Agreement has also been reached to begin the roll out of a single permit to both work and live in Ireland which will eventually allow Ireland to opt into the EU’s Single Permit Directive.

At the moment, applicants have to apply to the Department of Enterprise, Trade and Employment for a work permit, and then go to the Department of Justice to apply for a visa.

“By introducing a single permission, we can reduce the cost and complexity for both employers and applicants of having to separately obtain employment and residence permits,” said Minister for Justice Helen McEntee.

“This will ensure that we can respond effectively and quickly to meet the skills needs of the economy,” she added.

The Government said that by opting in to the EU Single Permit Directive, it will remove barriers to attracting key skills into Ireland in important sectors such as healthcare and construction and reduce the cost and complexity of the current system.

“Ireland’s ability to attract and retain skilled workers is increasingly important given the demographic challenges which face the whole of Europe with an aging population and sustained full employment in Ireland,” said Minister for Enterprise, Trade and Employment Peter Burke.

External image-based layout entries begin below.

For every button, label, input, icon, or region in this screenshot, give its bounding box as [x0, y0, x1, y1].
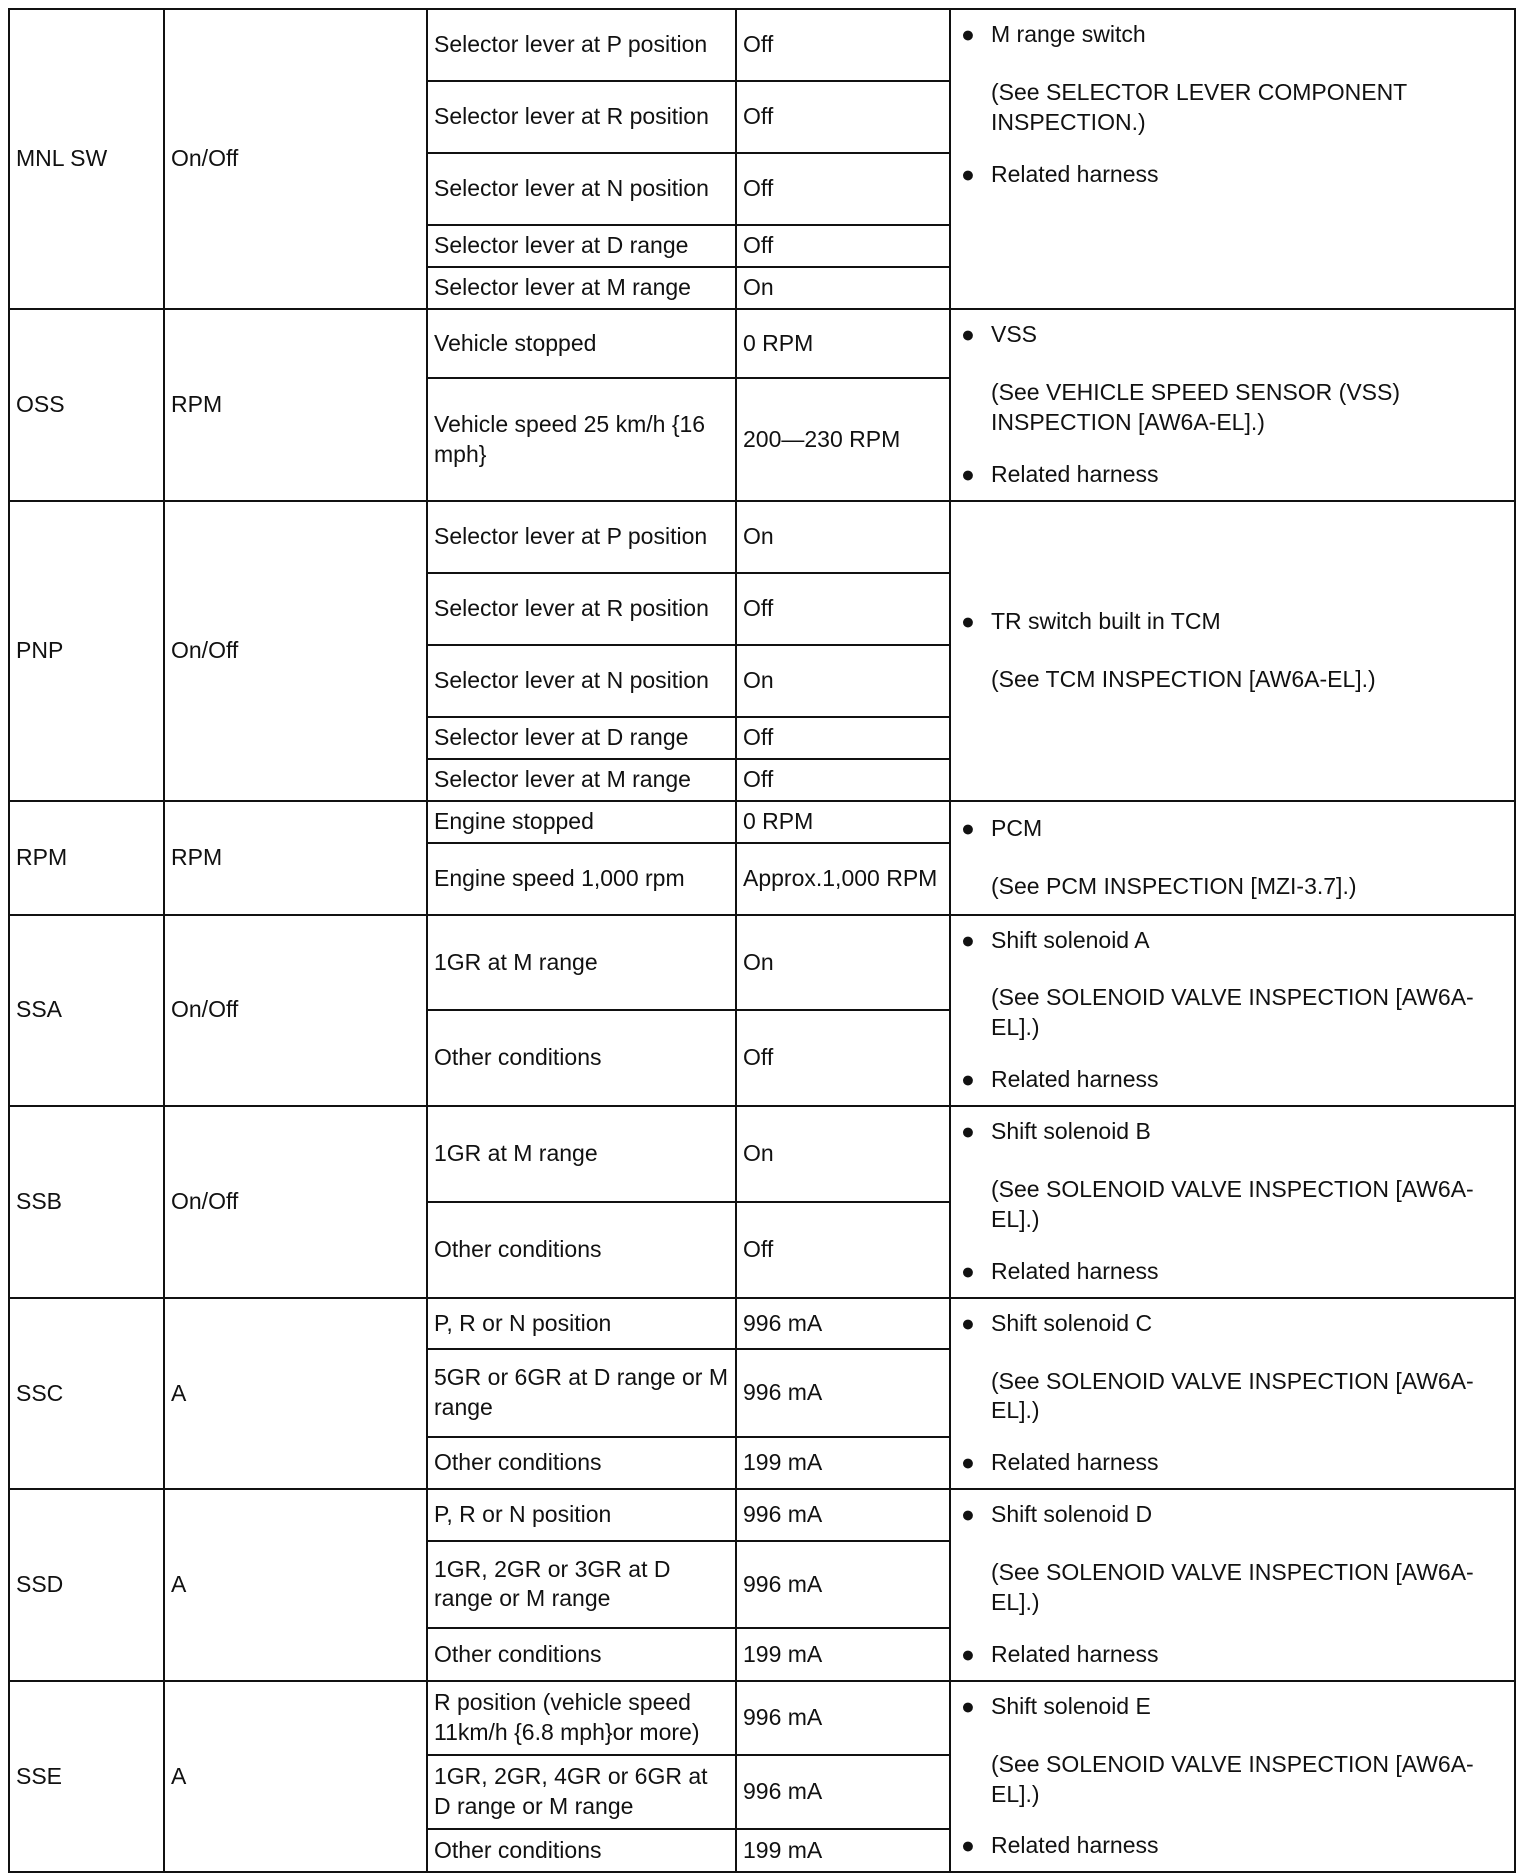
condition-cell: Selector lever at M range — [427, 759, 736, 801]
bullet-icon: ● — [961, 926, 975, 953]
bullet-icon: ● — [961, 321, 975, 347]
value-cell: 199 mA — [736, 1628, 950, 1681]
unit-cell: On/Off — [164, 501, 427, 801]
bullet-text: Related harness — [991, 460, 1159, 487]
reference-cell — [950, 1298, 1515, 1490]
bullet-icon: ● — [961, 1449, 975, 1476]
value-cell: On — [736, 501, 950, 573]
value-cell: 200—230 RPM — [736, 378, 950, 500]
reference-cell — [950, 9, 1515, 309]
reference-cell — [950, 801, 1515, 915]
condition-cell: 1GR, 2GR, 4GR or 6GR at D range or M range — [427, 1755, 736, 1829]
value-cell: Off — [736, 225, 950, 267]
value-cell: 0 RPM — [736, 801, 950, 843]
inspection-reference-note: (See SOLENOID VALVE INSPECTION [AW6A-EL].) — [991, 1176, 1474, 1232]
value-cell: 996 mA — [736, 1298, 950, 1350]
bullet-text: TR switch built in TCM — [991, 607, 1221, 634]
value-cell: 199 mA — [736, 1437, 950, 1490]
unit-cell: On/Off — [164, 915, 427, 1107]
item-cell: SSC — [9, 1298, 164, 1490]
value-cell: 996 mA — [736, 1755, 950, 1829]
condition-cell: Selector lever at D range — [427, 717, 736, 759]
bullet-text: Related harness — [991, 1449, 1159, 1476]
bullet-icon: ● — [961, 607, 975, 634]
bullet-text: Shift solenoid E — [991, 1692, 1151, 1719]
condition-cell: Vehicle speed 25 km/h {16 mph} — [427, 378, 736, 500]
item-cell: PNP — [9, 501, 164, 801]
condition-cell: P, R or N position — [427, 1298, 736, 1350]
bullet-icon: ● — [961, 1501, 975, 1528]
table-row — [9, 309, 1515, 378]
inspection-reference-note: (See VEHICLE SPEED SENSOR (VSS) INSPECTION [AW6A-EL].) — [991, 378, 1401, 435]
item-cell: SSE — [9, 1681, 164, 1873]
inspection-reference-note: (See SELECTOR LEVER COMPONENT INSPECTION.) — [991, 78, 1407, 135]
bullet-item — [961, 926, 1502, 956]
value-cell: 996 mA — [736, 1541, 950, 1628]
reference-cell — [950, 1106, 1515, 1298]
table-row — [9, 1106, 1515, 1202]
bullet-text: Shift solenoid C — [991, 1309, 1153, 1336]
table-row — [9, 501, 1515, 573]
table-row — [9, 1298, 1515, 1350]
value-cell: On — [736, 645, 950, 717]
bullet-text: M range switch — [991, 21, 1146, 47]
table-row — [9, 801, 1515, 843]
bullet-text: PCM — [991, 814, 1043, 841]
bullet-item — [961, 460, 1502, 490]
condition-cell: Selector lever at D range — [427, 225, 736, 267]
bullet-icon: ● — [961, 1309, 975, 1336]
condition-cell: Selector lever at N position — [427, 645, 736, 717]
bullet-icon: ● — [961, 814, 975, 841]
bullet-text: Related harness — [991, 1640, 1159, 1667]
unit-cell: RPM — [164, 801, 427, 915]
condition-cell: Engine speed 1,000 rpm — [427, 843, 736, 915]
value-cell: 0 RPM — [736, 309, 950, 378]
bullet-text: VSS — [991, 321, 1038, 347]
inspection-reference-note: (See TCM INSPECTION [AW6A-EL].) — [991, 665, 1376, 692]
bullet-item — [961, 20, 1502, 50]
value-cell: 199 mA — [736, 1829, 950, 1872]
condition-cell: Selector lever at R position — [427, 573, 736, 645]
value-cell: On — [736, 915, 950, 1011]
value-cell: Off — [736, 9, 950, 81]
value-cell: 996 mA — [736, 1349, 950, 1436]
inspection-reference-note: (See SOLENOID VALVE INSPECTION [AW6A-EL].) — [991, 1750, 1474, 1807]
bullet-icon: ● — [961, 160, 975, 187]
reference-cell — [950, 1489, 1515, 1681]
bullet-item — [961, 1831, 1502, 1861]
bullet-text: Related harness — [991, 160, 1159, 187]
condition-cell: 1GR, 2GR or 3GR at D range or M range — [427, 1541, 736, 1628]
bullet-icon: ● — [961, 1066, 975, 1093]
inspection-reference-note: (See SOLENOID VALVE INSPECTION [AW6A-EL].) — [991, 1559, 1474, 1616]
value-cell: Off — [736, 759, 950, 801]
bullet-item — [961, 1309, 1502, 1339]
table-row — [9, 9, 1515, 81]
condition-cell: 1GR at M range — [427, 915, 736, 1011]
bullet-item — [961, 607, 1502, 637]
bullet-item — [961, 160, 1502, 190]
value-cell: Off — [736, 573, 950, 645]
item-cell: SSB — [9, 1106, 164, 1298]
condition-cell: Selector lever at M range — [427, 267, 736, 309]
reference-cell — [950, 501, 1515, 801]
bullet-icon: ● — [961, 1640, 975, 1667]
bullet-text: Shift solenoid D — [991, 1501, 1153, 1528]
inspection-reference-note: (See SOLENOID VALVE INSPECTION [AW6A-EL].) — [991, 984, 1474, 1041]
bullet-text: Related harness — [991, 1066, 1159, 1093]
condition-cell: Selector lever at N position — [427, 153, 736, 225]
condition-cell: Selector lever at P position — [427, 501, 736, 573]
reference-cell — [950, 1681, 1515, 1873]
unit-cell: On/Off — [164, 9, 427, 309]
reference-cell — [950, 915, 1515, 1107]
unit-cell: A — [164, 1681, 427, 1873]
condition-cell: Other conditions — [427, 1437, 736, 1490]
bullet-text: Shift solenoid B — [991, 1118, 1151, 1145]
condition-cell: Other conditions — [427, 1628, 736, 1681]
bullet-item — [961, 1448, 1502, 1478]
bullet-item — [961, 320, 1502, 350]
value-cell: On — [736, 1106, 950, 1202]
value-cell: Off — [736, 81, 950, 153]
condition-cell: Selector lever at R position — [427, 81, 736, 153]
bullet-text: Related harness — [991, 1257, 1159, 1284]
item-cell: SSD — [9, 1489, 164, 1681]
bullet-item — [961, 1065, 1502, 1095]
condition-cell: R position (vehicle speed 11km/h {6.8 mph}or more) — [427, 1681, 736, 1755]
unit-cell: On/Off — [164, 1106, 427, 1298]
table-row — [9, 1681, 1515, 1755]
table-row — [9, 1489, 1515, 1541]
bullet-item — [961, 1117, 1502, 1147]
item-cell: SSA — [9, 915, 164, 1107]
bullet-item — [961, 1500, 1502, 1530]
bullet-icon: ● — [961, 1118, 975, 1145]
value-cell: 996 mA — [736, 1681, 950, 1755]
condition-cell: Other conditions — [427, 1829, 736, 1872]
condition-cell: Selector lever at P position — [427, 9, 736, 81]
bullet-icon: ● — [961, 1692, 975, 1719]
item-cell: OSS — [9, 309, 164, 501]
reference-cell — [950, 309, 1515, 501]
inspection-reference-note: (See PCM INSPECTION [MZI-3.7].) — [991, 872, 1357, 899]
bullet-item — [961, 1640, 1502, 1670]
inspection-table — [8, 8, 1516, 1873]
unit-cell: A — [164, 1298, 427, 1490]
bullet-text: Related harness — [991, 1832, 1159, 1859]
condition-cell: Engine stopped — [427, 801, 736, 843]
value-cell: Off — [736, 1010, 950, 1106]
bullet-icon: ● — [961, 1832, 975, 1859]
inspection-reference-note: (See SOLENOID VALVE INSPECTION [AW6A-EL].) — [991, 1367, 1474, 1424]
item-cell: MNL SW — [9, 9, 164, 309]
unit-cell: RPM — [164, 309, 427, 501]
value-cell: Off — [736, 1202, 950, 1298]
unit-cell: A — [164, 1489, 427, 1681]
bullet-item — [961, 814, 1502, 844]
value-cell: 996 mA — [736, 1489, 950, 1541]
condition-cell: Vehicle stopped — [427, 309, 736, 378]
bullet-item — [961, 1257, 1502, 1287]
value-cell: Off — [736, 717, 950, 759]
table-row — [9, 915, 1515, 1011]
value-cell: Off — [736, 153, 950, 225]
bullet-text: Shift solenoid A — [991, 926, 1150, 953]
bullet-icon: ● — [961, 21, 975, 47]
condition-cell: 5GR or 6GR at D range or M range — [427, 1349, 736, 1436]
value-cell: On — [736, 267, 950, 309]
condition-cell: 1GR at M range — [427, 1106, 736, 1202]
condition-cell: Other conditions — [427, 1010, 736, 1106]
value-cell: Approx.1,000 RPM — [736, 843, 950, 915]
condition-cell: P, R or N position — [427, 1489, 736, 1541]
bullet-item — [961, 1692, 1502, 1722]
condition-cell: Other conditions — [427, 1202, 736, 1298]
bullet-icon: ● — [961, 1257, 975, 1284]
item-cell: RPM — [9, 801, 164, 915]
bullet-icon: ● — [961, 460, 975, 487]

“I believe joining the Single Permit Directive and enabling spouses or partners of workers to also contribute to the economy will be key in ensuring that we can bring much needed skills and experience to the labour market across all sectors of the economy,” Mr Burke said.

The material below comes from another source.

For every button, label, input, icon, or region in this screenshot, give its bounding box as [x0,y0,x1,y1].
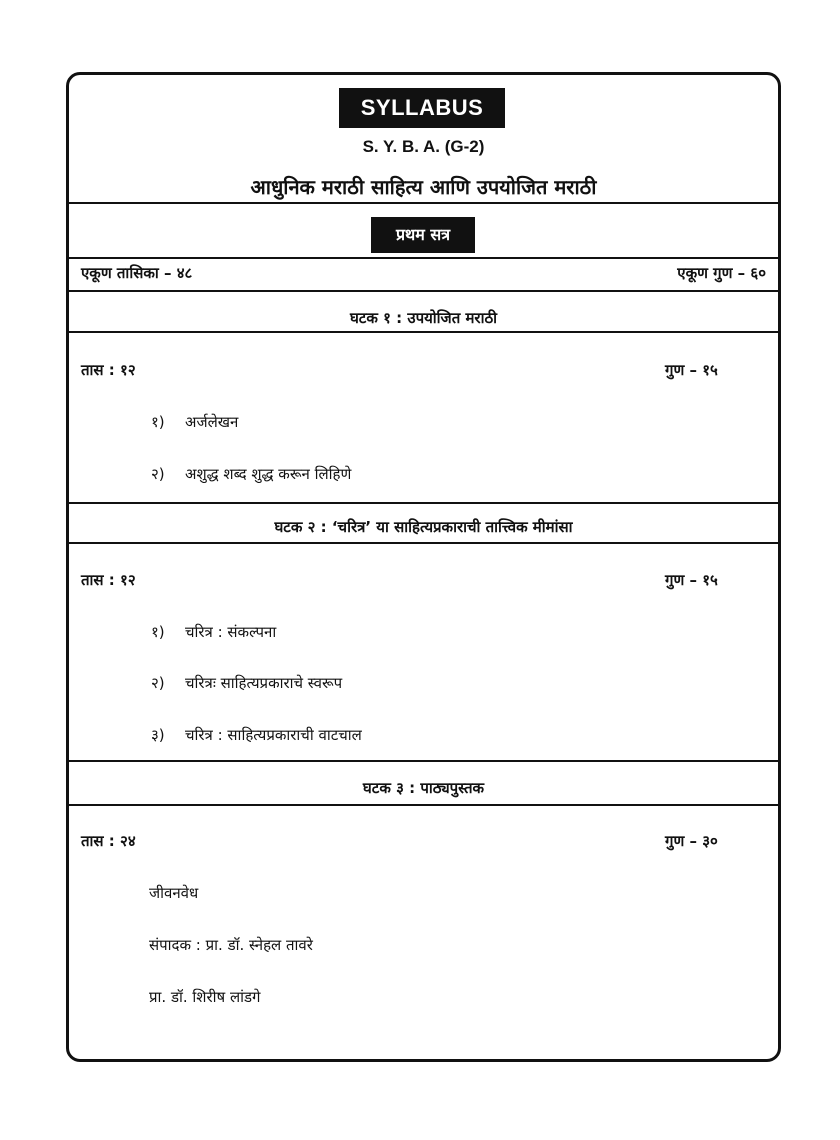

The Department of Justice said the wider issue of family reunification waiting periods and other matters is currently the subject of an ongoing review of the Non-EEA Family Reunification Policy.

Chambers Ireland’s Chief Executive, Ian Talbot said the Government’s commitment to rolling out a single permit system is a “very positive” move for businesses across the country that have been constrained by skills and labour shortages.

“In a survey carried out by Chambers Ireland last year, we found that almost nine out of ten businesses that responded were facing significant challenges recruiting essential employees with sufficient skills and qualifications,” he said.

“We are therefore supportive of the proposals to streamline the decision-making process, as delays within the dual permit and visa system were prohibitively impacting businesses.

“This move represents an important step to increasing our competitiveness and ensuring we stay agile in the global race for talent,” he added.